What Mr. Engler fails to realize is that an alumni magazine that allows the entire community to soberly reflect on what happened could be very healthy for the future. Spinning the tragedy into something the school had to deal with and get past only sends the message that the green and white of school defiance is still more important than the teal of real life.

“Alumni consistently communicate to the magazine team that they want to know what is happening on campus, so striking a balance between addressing the problems of the past but also showing the positive impact Spartans are having across a variety of fields was the desired outcome,” is what an MSU spokesperson told the Free Press.

Engler had a model for this decision in Penn State. After the Jerry Sandusky scandal, the editor of The Penn Stater put together an issue in 2012 that directly faced what had happened, with a black cover and the label “Our Darkest Days.” There were sections including “How could this happen?” as well as “Understanding child sexual abuse.”

The reaction was intense, and mostly favorable.

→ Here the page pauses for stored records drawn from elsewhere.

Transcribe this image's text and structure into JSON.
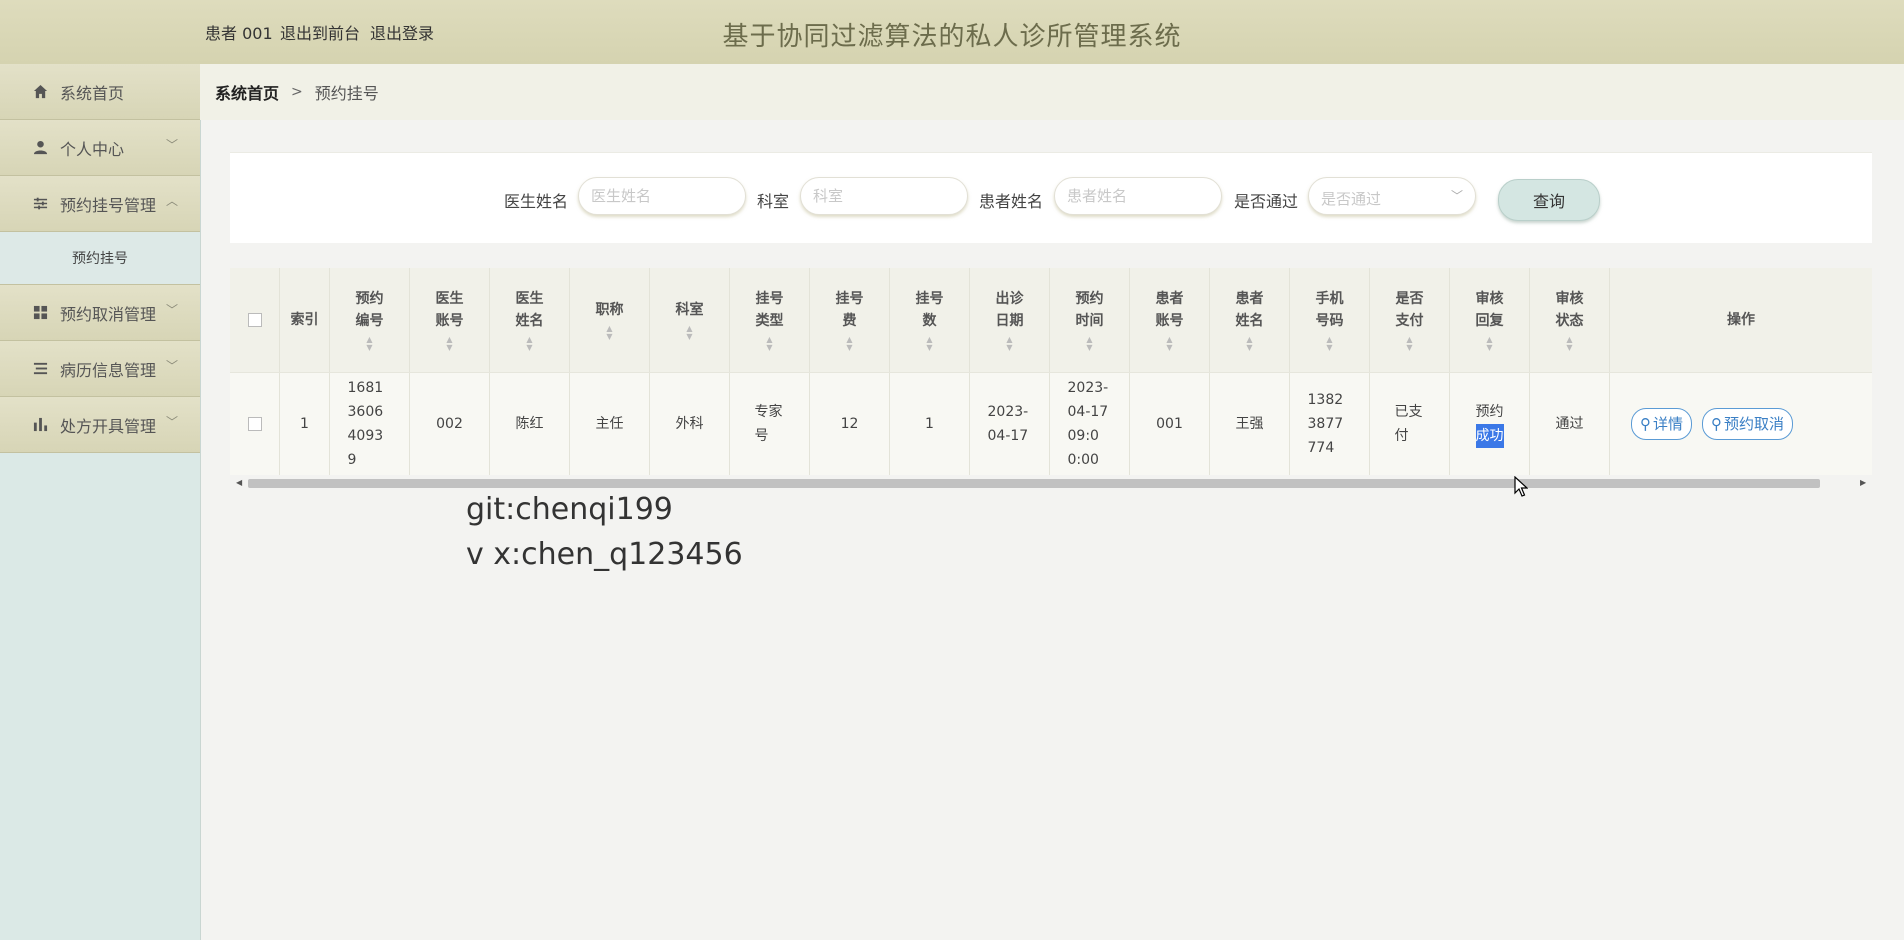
{
  "header": {
    "user": "患者 001",
    "link_front": "退出到前台",
    "link_logout": "退出登录",
    "title": "基于协同过滤算法的私人诊所管理系统"
  },
  "sidebar": {
    "items": [
      {
        "label": "系统首页",
        "icon": "home-icon"
      },
      {
        "label": "个人中心",
        "icon": "user-icon",
        "chevron": "﹀"
      },
      {
        "label": "预约挂号管理",
        "icon": "sliders-icon",
        "chevron": "︿"
      },
      {
        "label": "预约取消管理",
        "icon": "grid-icon",
        "chevron": "﹀"
      },
      {
        "label": "病历信息管理",
        "icon": "list-icon",
        "chevron": "﹀"
      },
      {
        "label": "处方开具管理",
        "icon": "bar-chart-icon",
        "chevron": "﹀"
      }
    ],
    "submenu": [
      "预约挂号"
    ]
  },
  "breadcrumb": {
    "home": "系统首页",
    "separator": ">",
    "current": "预约挂号"
  },
  "search": {
    "doctor_label": "医生姓名",
    "doctor_placeholder": "医生姓名",
    "dept_label": "科室",
    "dept_placeholder": "科室",
    "patient_label": "患者姓名",
    "patient_placeholder": "患者姓名",
    "approved_label": "是否通过",
    "approved_placeholder": "是否通过",
    "query_button": "查询"
  },
  "table": {
    "headers": [
      "索引",
      "预约编号",
      "医生账号",
      "医生姓名",
      "职称",
      "科室",
      "挂号类型",
      "挂号费",
      "挂号数",
      "出诊日期",
      "预约时间",
      "患者账号",
      "患者姓名",
      "手机号码",
      "是否支付",
      "审核回复",
      "审核状态",
      "操作"
    ],
    "rows": [
      {
        "index": "1",
        "booking_no": "1681360640939",
        "doctor_account": "002",
        "doctor_name": "陈红",
        "title": "主任",
        "dept": "外科",
        "reg_type": "专家号",
        "fee": "12",
        "count": "1",
        "visit_date": "2023-04-17",
        "booking_time": "2023-04-17 09:00:00",
        "patient_account": "001",
        "patient_name": "王强",
        "phone": "13823877774",
        "paid": "已支付",
        "reply_a": "预约",
        "reply_b": "成功",
        "status": "通过",
        "detail_btn": "详情",
        "cancel_btn": "预约取消"
      }
    ]
  },
  "watermark": {
    "line1": "git:chenqi199",
    "line2": "v x:chen_q123456"
  },
  "colors": {
    "header_bg": "#d9d7b7",
    "sidebar_bg": "#dbe9e6",
    "title_color": "#6c6c4c",
    "button_blue": "#3a7fc5",
    "selection": "#3b78e7"
  }
}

(Michigan State University)

Maryland is also facing its darkest days this week, with the death of 19-year-old football player Jordan McNair from heat illness sustained during a May practice. On Tuesday, school president Wallace Loh stood before the press and took full responsibility for the tragedy and outlined specific steps to make sure this never happens again. His comments were public-facing, blunt and unvarnished. Yes, they were only words, and weeks late at that. However, accountability starts at the very top of the university, and Loh showed he understands that.

Meanwhile, Mr. Engler is meddling with magazines. There are some shorter critiques of the school’s handling of the Nassar abuse in the alumni issue, but the centerpiece of this latest issue is a four-page interview with – John Engler.

“Pride comes before the fall,” is one of the sayings that endeared football coach Mark Dantonio to his legions of Spartans fans. He was talking about the arrogance of the football rival in Ann Arbor.

Well, there’s clearly plenty of pride in the office of the Michigan State school president these days. Too much pride, and too soon.